In a 90-minute performance that saw him play a Roman emperor, an Irish rebel leader, a high priest, a Chicago gangster and a predatory airline pilot, Flatley showed that his ego is still as big as his bank balance.
The show kicked off impressively as with a lineup of dancers clattering their heels in perfect unison as Roman soldiers.
Act one danced the audience through Irish history from the invasion of the Vikings up to the 1916 Rising. In one scene, a line of British redcoats marched onstage to the booming soundtrack of “Royal Britannia,” providing a powerful contrast to the digital backdrop of green fields and thatched cottages.
As they looted and burned, however, the scene weakened as one toned, writhing beauty after another emerged from a flaming cottage, wearing rags that had worn off their bodies to reveal large amounts of leg and chest in Flatley’s implausible depiction of the Great Famine.
The “Garden of Eden,” scene, where dancers flitted around the stage in flower and insect costumes, was more pre-school play than stadium spectacular. There was even a wasp lurking side-stage, looking like the child who wanted to be the fairy.
At 47, Flatley is twice the age of the oldest dancer in his troupe, but his light-footed antics are still impressive. His performances in this show were as sharp as ever, but there were less of them; at times it seemed as though he was trying to conserve energy.
Having said that, Flatley was the picture of virulence as the second act opened. Donning aviator glasses and a lascivious smile, he led a group of pilots as they surrounded a coquettish-looking Aer Lingus flight attendant and hoisted her up on their shoulders to symbolize a plane flying to New York. Upon landing, she performed a striptease that left her wearing nothing but star-spangled underwear.
In the past, no one has been more successful than Flatley in parading women on stage in skimpy outfits and passing it off as art, but this was gratuitous even for him.
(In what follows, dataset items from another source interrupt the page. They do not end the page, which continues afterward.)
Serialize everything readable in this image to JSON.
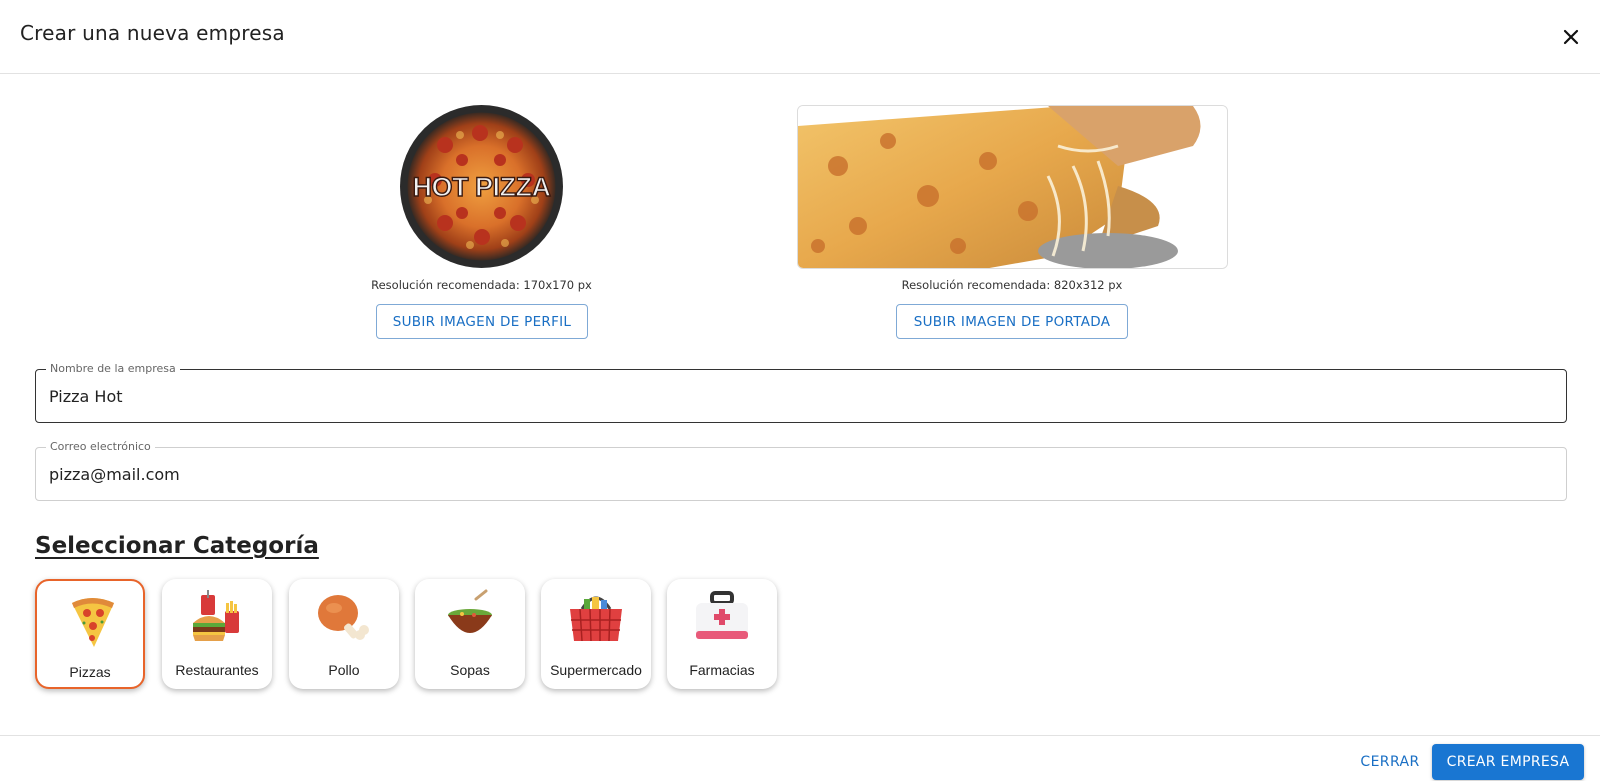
{
  "dialog": {
    "title": "Crear una nueva empresa",
    "close_icon": "close-icon"
  },
  "media": {
    "profile": {
      "image_text": "HOT PIZZA",
      "resolution_text": "Resolución recomendada: 170x170 px",
      "upload_label": "SUBIR IMAGEN DE PERFIL"
    },
    "cover": {
      "resolution_text": "Resolución recomendada: 820x312 px",
      "upload_label": "SUBIR IMAGEN DE PORTADA"
    }
  },
  "form": {
    "company_name": {
      "label": "Nombre de la empresa",
      "value": "Pizza Hot"
    },
    "email": {
      "label": "Correo electrónico",
      "value": "pizza@mail.com"
    }
  },
  "categories": {
    "title": "Seleccionar Categoría",
    "items": [
      {
        "label": "Pizzas",
        "icon": "pizza-slice-icon",
        "selected": true
      },
      {
        "label": "Restaurantes",
        "icon": "burger-meal-icon",
        "selected": false
      },
      {
        "label": "Pollo",
        "icon": "chicken-leg-icon",
        "selected": false
      },
      {
        "label": "Sopas",
        "icon": "soup-bowl-icon",
        "selected": false
      },
      {
        "label": "Supermercado",
        "icon": "shopping-basket-icon",
        "selected": false
      },
      {
        "label": "Farmacias",
        "icon": "first-aid-kit-icon",
        "selected": false
      }
    ],
    "selected_color": "#e8642a"
  },
  "footer": {
    "close_label": "CERRAR",
    "create_label": "CREAR EMPRESA"
  },
  "colors": {
    "accent": "#1976d2",
    "link": "#1a6fc4",
    "selected_border": "#e8642a"
  }
}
Although lacking sequence of the first act, the second act featured some of the show’s highlights, such as Flatley’s tongue-in-cheek tribute to the gangster history of his native Chicago.
In one impressive sequence, rows of female dancers in trilby hats and pinstriped suits shoes danced, their heels imitating the sound of a machine-gun firing.
“The Celtic Tiger,” excelled when Flatley stuck to that which he does best; precise hard shoe sequences and stripped-down solo performances.
Although hardcore Irish dancing fans might be horrified at the notion of performing a jig to the soundtrack of “Yankee Doodle Dandy,” the show still demonstrated why Flatley can legitimately call himself the Lord of the Dance.